Was machen bei aufgewühltem Verhalten meines Hundes?
Aufgewühltes Verhalten zeigt sich durch Hecheln ohne körperliche Anstrengung, Unruhe, übermäßiges Speicheln oder wiederholtes Auf- und Ablaufen.
Inhalt
Wie erkennst du aufgewühltes Verhalten beim Hund?
Aufgewühltes Verhalten zeigt sich durch Hecheln ohne körperliche Anstrengung, Unruhe, übermässiges Speicheln oder wiederholtes Auf- und Ablaufen. Manche Hunde kratzen an Türen, winseln kontinuierlich oder können nicht stillsitzen. Das unterscheidet sich von normaler Aufregung durch die Intensität und Dauer – ein aufgewühlter Hund findet nicht von selbst zur Ruhe zurück.
Was sind die häufigsten Auslöser für Aufgewühltheit?
Überstimulation durch zu viele neue Eindrücke auf einmal führt bei vielen Hunden zu aufgewühltem Verhalten. Ein Besuch im Gartencenter mit hunderten Gerüchen, Menschen und Geräuschen kann einen entspannten Hund in wenigen Minuten überfordern. Trennungsangst, Schmerzen oder hormonelle Veränderungen lösen ähnliche Reaktionen aus.
Auch positive Ereignisse können überwältigen: Ein Hund, der nach drei Tagen Alleinsein seine Bezugsperson wiederbekommt, ist oft stundenlang nicht ansprechbar vor Aufregung.
Welche Sofortmassnahmen beruhigen einen aufgewühlten Hund?
Körperkontakt funktioniert nur bei Hunden, die Berührung als Beruhigung empfinden.

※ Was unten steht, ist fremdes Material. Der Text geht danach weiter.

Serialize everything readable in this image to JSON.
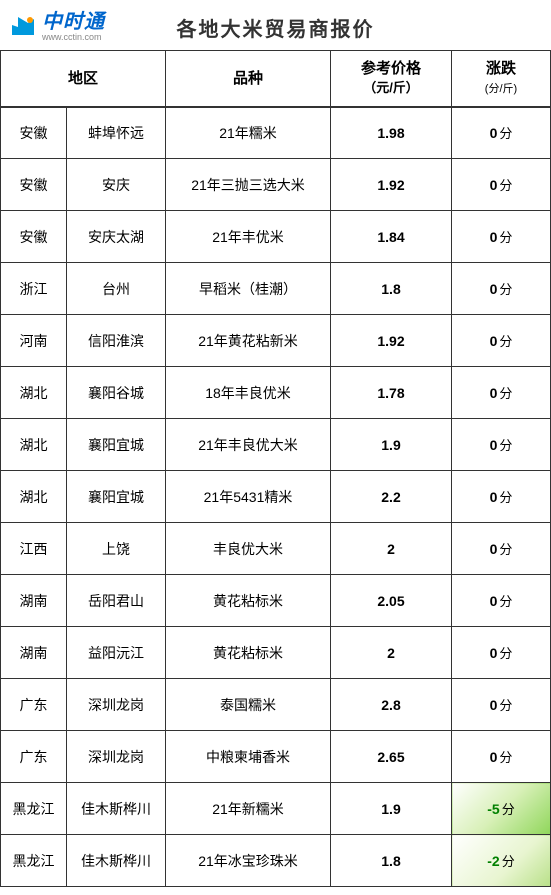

Ein sanfter Druck mit der flachen Hand auf die Brust kann helfen – aber niemals festhalten oder zwangskuscheln. Viele Hunde werden dadurch noch gestresster.
Effektiver ist oft das Schaffen von Distanz zum Auslöser. Führe den Hund ruhig aber bestimmt an einen reizärmeren Ort. Eine Decke über den Kopf kann bei manchen Hunden wie ein natürlicher Dämpfer wirken – ähnlich wie bei ängstlichen Pferden.
Atme bewusst langsam und tief. Hunde übernehmen tatsächlich den Atemrhythmus ihrer Bezugsperson, wenn sie sich darauf konzentrieren können. Sprich leise oder gar nicht – laute Beruhigungsversuche verstärken oft die Aufregung.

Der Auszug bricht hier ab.